Prison in Perth and Kinross, Scotland

HM Prison Perth is a prison in Perth, Scotland, which houses remand, short term, long term and life adult male prisoners (those prisoners serving under four years). It was originally constructed to hold French prisoners captured during the Napoleonic Wars, and is the oldest working prison in Scotland.

==Purpose and location==
The prison is a maximum security establishment which also houses fine defaulters and those on remand from the courts of Angus, the Dundee City council area, Perth and Kinross and the northern part of Fife. There is a secure unit for Category A prisoners who are serving sentences of up to life imprisonment. It is Scotland's oldest prison still in use.

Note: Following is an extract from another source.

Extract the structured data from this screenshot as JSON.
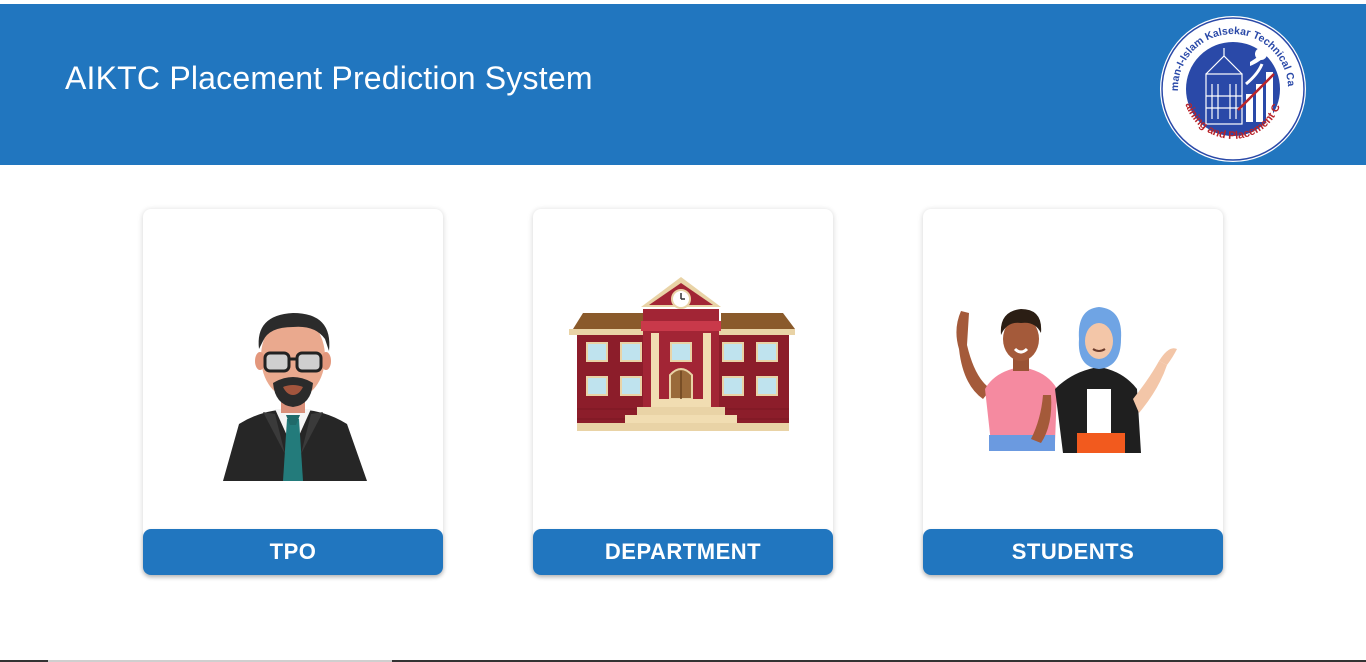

==Buildings and facilities==
===Main building===
The main building, a half-mile (1 km) south of the city centre beyond the South Inch, was constructed by architect Robert Reid (1774–1856) from 1810-12 to hold French prisoners captured during the Napoleonic Wars, when it was known as the Depot. In 1842, the building began service as a civilian prison. It comprises three halls, labelled A to C, (originally five) and has a capacity of 630 prisoners.

===Friarton Hall===
A second building, Friarton Hall, which was, until 1999, a separate institution known as HM Prison Friarton, was situated opposite the southern end of Moncreiffe Island, 1+1/4 mi south southeast of the town centre. This modern building once served to prepare prisoners for open conditions and had a capacity of 89. Friarton closed in early 2010 and was demolished to make way for a housing estate.

===Current capacity===
The prison no longer has a D or an E hall. The original C Hall was replaced in 2006 by a newer Hall holding 365 prisoners. The prison now holds approaching 700 prisoners, including a large number serving for more than four years.

===Hanging block===
In 1965, the United Kingdom's last condemned suite to be built was constructed at the prison. The building was separate from the rest of the prison and was known as the 'Hanging Block'. It was never used as the death penalty was suspended later that year and abolished for murder in 1969.

When the gallows at HMP Barlinnie were removed in 1995, the Perth facility was retained for use in the unlikely event of a death sentence being carried out for one of the remaining capital offences (treason and piracy with violence). After the final abolition of the death penalty for all offences in 1998, it became an officer training facility and was demolished in 2006.